Among all my children, Aqil is the one who would want to achieve something at school and to get a gift from his effort. He always want to be something. Since he knew about a position called class monitor, asst. class monitor and prefect, he wanted to be them all. The other day, when he was at my Mum's place he found my name tag - Yeap! My prefect name tag when I was at school many moons ago (that long???!) - he was like "What? You are a prefect? How come you never tell me about this before?" As if I owe it to him to tell him everything! "I don't have to tell you everything..." I said. "But this is different! You are a Prefect!" - like it is the only thing that matters - he must be kidding me!

"How did you get to be a prefect?"

Oh c'mon! Is he real? I am sometimes amazed with my own kids!
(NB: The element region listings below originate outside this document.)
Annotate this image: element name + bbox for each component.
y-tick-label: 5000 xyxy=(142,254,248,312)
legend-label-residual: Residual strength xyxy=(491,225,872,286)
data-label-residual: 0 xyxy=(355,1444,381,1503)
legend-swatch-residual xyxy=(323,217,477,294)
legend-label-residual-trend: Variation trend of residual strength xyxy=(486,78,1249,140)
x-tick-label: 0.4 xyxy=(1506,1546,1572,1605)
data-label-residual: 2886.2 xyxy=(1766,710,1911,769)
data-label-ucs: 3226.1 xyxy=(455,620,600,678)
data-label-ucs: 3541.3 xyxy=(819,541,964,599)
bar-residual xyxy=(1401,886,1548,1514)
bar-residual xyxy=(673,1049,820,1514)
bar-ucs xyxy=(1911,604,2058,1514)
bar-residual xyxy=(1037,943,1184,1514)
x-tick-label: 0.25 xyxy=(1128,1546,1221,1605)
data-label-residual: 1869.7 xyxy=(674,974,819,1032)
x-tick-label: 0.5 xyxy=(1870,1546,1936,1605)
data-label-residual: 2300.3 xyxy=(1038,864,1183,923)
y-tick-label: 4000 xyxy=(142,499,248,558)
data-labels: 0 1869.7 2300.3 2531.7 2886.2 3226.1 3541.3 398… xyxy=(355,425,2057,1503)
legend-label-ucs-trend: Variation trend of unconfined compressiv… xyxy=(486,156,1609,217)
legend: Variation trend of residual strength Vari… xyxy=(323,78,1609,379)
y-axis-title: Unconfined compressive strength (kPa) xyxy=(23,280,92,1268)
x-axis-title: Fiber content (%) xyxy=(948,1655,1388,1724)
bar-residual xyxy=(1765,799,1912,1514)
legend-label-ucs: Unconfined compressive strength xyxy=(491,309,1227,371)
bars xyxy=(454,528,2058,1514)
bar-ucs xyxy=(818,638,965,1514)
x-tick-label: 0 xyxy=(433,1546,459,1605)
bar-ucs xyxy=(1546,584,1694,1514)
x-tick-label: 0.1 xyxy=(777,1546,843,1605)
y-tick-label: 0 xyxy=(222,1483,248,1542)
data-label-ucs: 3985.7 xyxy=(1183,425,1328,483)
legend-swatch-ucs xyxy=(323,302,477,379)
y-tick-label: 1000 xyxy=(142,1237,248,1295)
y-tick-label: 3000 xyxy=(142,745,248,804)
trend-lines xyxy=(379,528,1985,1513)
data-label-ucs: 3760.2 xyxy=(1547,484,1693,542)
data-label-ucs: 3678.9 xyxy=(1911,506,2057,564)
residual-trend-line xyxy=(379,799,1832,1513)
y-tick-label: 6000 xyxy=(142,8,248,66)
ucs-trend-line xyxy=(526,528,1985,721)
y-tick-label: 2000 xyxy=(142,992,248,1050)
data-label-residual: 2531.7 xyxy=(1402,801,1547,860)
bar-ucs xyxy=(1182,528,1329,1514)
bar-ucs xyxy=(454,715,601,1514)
"The teachers chose us. Then the whole school voted. That's how."

"Are they going to do the same at my school?"

"I think each school has its own way of choosing their prefects. Anyway, I don't think there will be any elected from Year 2. (He is going to be in Year 2 this coming school year).

"When can I be a prefect?" Now I almost feel it for him. I think he is going to make it a mission now.

"Maybe until you are in Year 4 or 5?"

"That's a long way yet."

"Yes Darling. Perhaps you just try your best to be a good student first."

That kept him quiet for a bit.

"How come you only put Danish's story in your blog? I received a gift too this year. From school."

Ok Sweetheart. I am putting yours now.